Cargo Securement Regulations
Anything and everything carried on a truck must be properly secured to prevent loss of control or falling cargo from injuring drivers, passengers, or pedestrians. While safe cargo securement principles (and of course regulations) apply to every single item carried for delivery, they also apply to anything else on the truck, including dunnage, tools, and equipment you need to get your job done. Shovels, blocks, webbing, chains, spare tires, brooms, forklifts, pallet jacks, winches, ratchets, etc., all must be secured.
- Know the regulations—Cargo securement standards represent the minimum safety requirements for general cargo and some specific commodities. They are available at no charge from FMCSA in the U.S. and from the Canadian Council of Motor Transport Administrators in Canada.
- Invest in the illustrated cargo securement handbook, which includes both U.S. and Canadian regulations for reference. Click on CVSA’s store at www.cvsa.org and order a copy of Practical Cargo Securement: Guidelines for Drivers, Carriers & Shippers, 406 pages, USD$30
- Download the FMCSA Driver’s Handbook on Cargo Securement and provide a copy to your drivers.
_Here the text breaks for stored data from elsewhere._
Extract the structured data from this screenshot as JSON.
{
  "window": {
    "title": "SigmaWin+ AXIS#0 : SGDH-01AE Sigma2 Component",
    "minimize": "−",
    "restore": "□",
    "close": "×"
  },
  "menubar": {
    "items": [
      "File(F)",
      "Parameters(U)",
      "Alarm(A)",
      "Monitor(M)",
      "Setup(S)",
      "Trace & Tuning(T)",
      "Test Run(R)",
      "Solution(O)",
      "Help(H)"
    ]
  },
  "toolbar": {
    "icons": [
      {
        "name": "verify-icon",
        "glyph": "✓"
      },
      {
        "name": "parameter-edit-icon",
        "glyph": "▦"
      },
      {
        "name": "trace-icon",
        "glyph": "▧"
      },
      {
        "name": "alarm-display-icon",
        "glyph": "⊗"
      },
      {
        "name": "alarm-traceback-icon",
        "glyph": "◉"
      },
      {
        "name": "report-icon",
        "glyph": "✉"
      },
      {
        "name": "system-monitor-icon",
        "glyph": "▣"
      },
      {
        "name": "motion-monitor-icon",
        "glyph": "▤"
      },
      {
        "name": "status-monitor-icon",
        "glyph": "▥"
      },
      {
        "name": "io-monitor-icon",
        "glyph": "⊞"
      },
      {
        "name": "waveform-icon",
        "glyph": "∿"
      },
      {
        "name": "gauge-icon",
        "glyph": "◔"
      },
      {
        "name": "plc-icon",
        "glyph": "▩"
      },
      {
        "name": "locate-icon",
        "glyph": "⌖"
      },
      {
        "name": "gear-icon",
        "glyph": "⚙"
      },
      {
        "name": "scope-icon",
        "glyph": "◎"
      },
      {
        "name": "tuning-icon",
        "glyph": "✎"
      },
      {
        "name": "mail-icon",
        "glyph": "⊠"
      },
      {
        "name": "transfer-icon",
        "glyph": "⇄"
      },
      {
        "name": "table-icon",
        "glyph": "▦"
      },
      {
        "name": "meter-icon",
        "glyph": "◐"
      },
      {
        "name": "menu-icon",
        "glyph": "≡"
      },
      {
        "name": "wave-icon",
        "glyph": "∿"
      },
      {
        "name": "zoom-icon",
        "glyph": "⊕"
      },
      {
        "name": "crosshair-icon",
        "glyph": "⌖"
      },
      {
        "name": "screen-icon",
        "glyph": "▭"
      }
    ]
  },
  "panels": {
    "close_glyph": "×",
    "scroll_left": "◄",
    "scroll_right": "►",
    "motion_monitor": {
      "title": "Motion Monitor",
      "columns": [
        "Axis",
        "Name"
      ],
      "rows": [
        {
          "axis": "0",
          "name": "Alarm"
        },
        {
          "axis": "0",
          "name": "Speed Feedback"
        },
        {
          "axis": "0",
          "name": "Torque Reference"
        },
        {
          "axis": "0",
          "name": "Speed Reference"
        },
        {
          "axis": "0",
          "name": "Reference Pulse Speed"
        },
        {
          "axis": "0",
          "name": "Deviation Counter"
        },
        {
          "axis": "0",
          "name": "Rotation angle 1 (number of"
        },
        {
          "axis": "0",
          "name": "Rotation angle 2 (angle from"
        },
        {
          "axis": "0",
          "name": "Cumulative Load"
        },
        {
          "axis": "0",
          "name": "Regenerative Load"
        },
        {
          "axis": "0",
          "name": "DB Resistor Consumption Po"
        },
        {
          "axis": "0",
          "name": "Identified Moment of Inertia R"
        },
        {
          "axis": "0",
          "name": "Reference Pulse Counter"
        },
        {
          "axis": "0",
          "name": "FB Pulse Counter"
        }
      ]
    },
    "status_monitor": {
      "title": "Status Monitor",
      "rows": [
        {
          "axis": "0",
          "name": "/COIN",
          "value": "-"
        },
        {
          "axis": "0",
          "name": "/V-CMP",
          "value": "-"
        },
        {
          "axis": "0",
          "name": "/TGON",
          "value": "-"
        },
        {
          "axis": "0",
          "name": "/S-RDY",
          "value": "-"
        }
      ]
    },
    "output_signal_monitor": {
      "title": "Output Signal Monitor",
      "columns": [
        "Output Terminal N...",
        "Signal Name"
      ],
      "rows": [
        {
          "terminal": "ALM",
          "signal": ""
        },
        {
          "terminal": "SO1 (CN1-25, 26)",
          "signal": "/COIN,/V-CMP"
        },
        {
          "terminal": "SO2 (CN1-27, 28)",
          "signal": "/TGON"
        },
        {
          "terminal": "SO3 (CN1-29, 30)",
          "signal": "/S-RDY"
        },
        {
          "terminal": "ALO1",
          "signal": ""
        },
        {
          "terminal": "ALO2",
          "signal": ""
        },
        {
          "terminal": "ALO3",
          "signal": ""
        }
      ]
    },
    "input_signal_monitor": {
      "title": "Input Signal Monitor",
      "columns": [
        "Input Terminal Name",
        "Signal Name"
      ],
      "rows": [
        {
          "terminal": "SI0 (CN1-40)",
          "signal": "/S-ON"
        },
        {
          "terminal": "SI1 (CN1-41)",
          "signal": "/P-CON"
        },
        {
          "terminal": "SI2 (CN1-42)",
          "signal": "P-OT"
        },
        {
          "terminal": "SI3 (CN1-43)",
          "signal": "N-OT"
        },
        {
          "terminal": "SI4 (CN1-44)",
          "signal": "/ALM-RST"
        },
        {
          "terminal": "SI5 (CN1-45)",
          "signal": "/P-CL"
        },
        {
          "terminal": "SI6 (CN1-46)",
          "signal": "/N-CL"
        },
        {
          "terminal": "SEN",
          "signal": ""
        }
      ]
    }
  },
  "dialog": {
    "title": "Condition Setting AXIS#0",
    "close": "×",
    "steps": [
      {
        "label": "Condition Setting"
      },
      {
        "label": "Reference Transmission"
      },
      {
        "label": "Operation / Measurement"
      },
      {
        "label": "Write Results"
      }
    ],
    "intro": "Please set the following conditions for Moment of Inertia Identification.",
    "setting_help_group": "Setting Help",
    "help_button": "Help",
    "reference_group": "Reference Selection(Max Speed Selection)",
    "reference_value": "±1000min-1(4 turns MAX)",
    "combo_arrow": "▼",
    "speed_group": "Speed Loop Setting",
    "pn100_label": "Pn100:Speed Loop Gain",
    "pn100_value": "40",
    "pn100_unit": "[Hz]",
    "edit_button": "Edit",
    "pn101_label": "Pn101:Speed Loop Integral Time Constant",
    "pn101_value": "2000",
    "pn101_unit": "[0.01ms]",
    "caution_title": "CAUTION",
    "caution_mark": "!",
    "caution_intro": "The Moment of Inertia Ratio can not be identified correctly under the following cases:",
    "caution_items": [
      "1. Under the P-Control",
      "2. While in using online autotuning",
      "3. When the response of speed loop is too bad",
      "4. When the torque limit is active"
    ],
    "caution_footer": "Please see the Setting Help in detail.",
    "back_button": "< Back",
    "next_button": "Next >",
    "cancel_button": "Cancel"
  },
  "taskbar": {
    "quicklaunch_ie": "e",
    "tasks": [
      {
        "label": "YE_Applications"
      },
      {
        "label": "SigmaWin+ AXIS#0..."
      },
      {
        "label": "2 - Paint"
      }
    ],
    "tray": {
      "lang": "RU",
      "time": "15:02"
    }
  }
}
Integrate the handbook sections that apply to your type of operation in your Driver’s policy and procedures manual. http://www.fmcsa.dot.gov/regulations/cargo-securement/drivers-handbook-…
- Properly secure all equipment as well as your load—one of the most frequently cited violations is for improper securement of dunnage or equipment, such as tarps, blocks, chains or other tie-downs, spare tires, brooms, forklifts, pallet jacks, winches, ratchets, etc.
- Inspect tie-downs for wear and damage. CVSA’s North American Standard Out-of-Service Criteria includes the tie-down defect tables for the chain, wire rope, cordage, synthetic webbing, steel strapping, fittings or attachments, and anchor points. If worn out, tie-downs should be discarded.
- Brace and block cargo properly within sided or van trailers. Loads that shift can cause not only crashes but damage to your equipment. And they indicate violations that will affect your company’s safety rating.
- Use best practices or due diligence. There may be best practices, established by consensus by those who haul what you’re hauling, that are worth following. If your shipment is more unique, do your research, as the rules are established for a reason. Ensure your load is contained, immobilized, or secured so that it cannot: (a) leak, spill, blow off, fall from, fall through or otherwise be dislodged from the vehicle, or (b) shift upon or within the vehicle to such an extent that the vehicle’s stability or maneuverability is affected. If needed, hire a professional specializing in vehicle loading.